The development of adaptive optics (AO) hardware and techniques to correct for the aberrations introduced by the Earth's atmosphere has revolutionized astronomical imaging from the ground, recently enabling images from an 8-m telescope that exceed in resolution those possible with the orbiting Hubble Space Telescope. However, telescopes as small as ~1-m aperture also benefit from AO systems, and Dr. Christoph Baranec's "Robo-AO" instrument for the Palomar 1.5-m telescope of the California Institute of Technology is a unique, robotic and automated AO system that will have the capability of observing as many as 150 targets per night, including but not limited to a) stellar and substellar companions to other stars, b) transients requiring classification, c) transiting planet candidates, d) lensed quasars, and e) very low mass stars. Robo-AO is a collaboration between the California Institute of Technology and the Inter-University Centre for Astronomy and Astrophysics in Pune, India, and initial construction was funded, in part, by a National Science Foundation award.
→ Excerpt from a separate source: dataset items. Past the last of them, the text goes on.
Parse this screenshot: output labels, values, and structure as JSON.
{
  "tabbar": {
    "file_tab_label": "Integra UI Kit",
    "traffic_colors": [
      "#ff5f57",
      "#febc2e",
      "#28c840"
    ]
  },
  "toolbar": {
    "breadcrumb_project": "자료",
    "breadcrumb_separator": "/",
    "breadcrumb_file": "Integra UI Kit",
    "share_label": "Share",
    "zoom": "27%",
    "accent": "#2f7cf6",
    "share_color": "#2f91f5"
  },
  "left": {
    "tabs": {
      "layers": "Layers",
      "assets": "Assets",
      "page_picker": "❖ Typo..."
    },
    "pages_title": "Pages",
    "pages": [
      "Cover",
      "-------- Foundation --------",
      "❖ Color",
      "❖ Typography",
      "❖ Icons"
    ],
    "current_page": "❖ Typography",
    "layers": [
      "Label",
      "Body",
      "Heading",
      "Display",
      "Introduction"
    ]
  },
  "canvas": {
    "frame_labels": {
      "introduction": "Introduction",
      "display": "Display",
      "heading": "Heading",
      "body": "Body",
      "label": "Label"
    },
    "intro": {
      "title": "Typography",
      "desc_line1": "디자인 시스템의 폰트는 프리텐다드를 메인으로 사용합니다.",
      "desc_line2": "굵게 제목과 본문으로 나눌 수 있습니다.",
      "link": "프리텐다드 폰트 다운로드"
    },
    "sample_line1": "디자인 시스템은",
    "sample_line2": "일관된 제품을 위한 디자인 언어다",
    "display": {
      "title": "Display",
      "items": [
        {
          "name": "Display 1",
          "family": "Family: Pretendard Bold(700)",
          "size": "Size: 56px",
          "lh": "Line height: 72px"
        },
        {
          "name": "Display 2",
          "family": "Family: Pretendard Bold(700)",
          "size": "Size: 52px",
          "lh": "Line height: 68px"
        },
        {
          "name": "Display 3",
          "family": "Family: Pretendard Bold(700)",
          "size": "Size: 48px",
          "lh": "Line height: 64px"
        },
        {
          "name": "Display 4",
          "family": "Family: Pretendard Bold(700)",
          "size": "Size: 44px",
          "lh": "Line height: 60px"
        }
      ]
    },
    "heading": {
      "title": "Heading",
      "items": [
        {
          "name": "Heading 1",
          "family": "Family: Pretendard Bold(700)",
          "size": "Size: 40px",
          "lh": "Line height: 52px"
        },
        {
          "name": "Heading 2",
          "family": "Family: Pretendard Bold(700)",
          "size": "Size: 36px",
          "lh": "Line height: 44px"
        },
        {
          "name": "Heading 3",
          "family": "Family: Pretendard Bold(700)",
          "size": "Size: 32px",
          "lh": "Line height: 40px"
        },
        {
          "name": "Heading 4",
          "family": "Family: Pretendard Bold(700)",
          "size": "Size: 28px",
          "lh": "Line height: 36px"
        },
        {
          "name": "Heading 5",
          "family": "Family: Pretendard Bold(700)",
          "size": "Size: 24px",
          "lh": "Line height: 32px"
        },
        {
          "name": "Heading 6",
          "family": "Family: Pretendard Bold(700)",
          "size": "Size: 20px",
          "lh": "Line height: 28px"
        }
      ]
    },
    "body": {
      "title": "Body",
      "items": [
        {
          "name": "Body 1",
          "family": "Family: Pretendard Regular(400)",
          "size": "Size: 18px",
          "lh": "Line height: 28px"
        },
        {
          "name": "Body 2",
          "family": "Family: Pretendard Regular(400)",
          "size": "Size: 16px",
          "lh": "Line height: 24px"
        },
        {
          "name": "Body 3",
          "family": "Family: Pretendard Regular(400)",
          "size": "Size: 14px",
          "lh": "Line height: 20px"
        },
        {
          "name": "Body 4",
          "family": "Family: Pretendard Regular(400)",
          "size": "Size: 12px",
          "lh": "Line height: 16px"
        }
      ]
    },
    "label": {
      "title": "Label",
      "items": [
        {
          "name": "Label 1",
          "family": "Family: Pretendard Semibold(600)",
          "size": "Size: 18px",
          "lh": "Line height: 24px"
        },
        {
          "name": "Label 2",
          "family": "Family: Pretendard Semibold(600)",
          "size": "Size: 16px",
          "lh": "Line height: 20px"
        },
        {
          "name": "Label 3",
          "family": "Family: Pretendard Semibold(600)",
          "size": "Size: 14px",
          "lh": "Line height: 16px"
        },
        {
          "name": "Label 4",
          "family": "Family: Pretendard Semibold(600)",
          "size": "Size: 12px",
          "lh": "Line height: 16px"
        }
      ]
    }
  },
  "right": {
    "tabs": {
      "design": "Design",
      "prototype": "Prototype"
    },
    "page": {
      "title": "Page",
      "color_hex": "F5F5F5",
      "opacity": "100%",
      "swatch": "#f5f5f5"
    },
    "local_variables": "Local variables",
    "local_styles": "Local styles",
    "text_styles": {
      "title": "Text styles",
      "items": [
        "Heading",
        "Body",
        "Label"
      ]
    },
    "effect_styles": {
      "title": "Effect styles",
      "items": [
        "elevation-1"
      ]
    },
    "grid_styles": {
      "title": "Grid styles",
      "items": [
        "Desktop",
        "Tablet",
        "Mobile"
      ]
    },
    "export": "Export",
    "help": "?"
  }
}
The current proposal plans to upgrade Robo-AO with a new near-infrared science camera that will expand the field of view to greater than arc minute diameter, greatly enhance the near-infrared sensitivity and spectral coverage to a wavelength of 2.4 microns, and increase the visible-light science sky coverage by using AO-sharpened near-infrared tip-tilt guide stars. The Robo-AO collaboration incorporates students at every level, including design, hardware and software development, and science planning. The project also makes its detailed design and construction plans, hardware selection, and software freely available and the system has been duplicated at other small telescopes around the world.
Funding for the development of robotic adaptive optics is being provided by NSF's Division of Astronomical Sciences through its Advanced Technologies and Instrumentation program.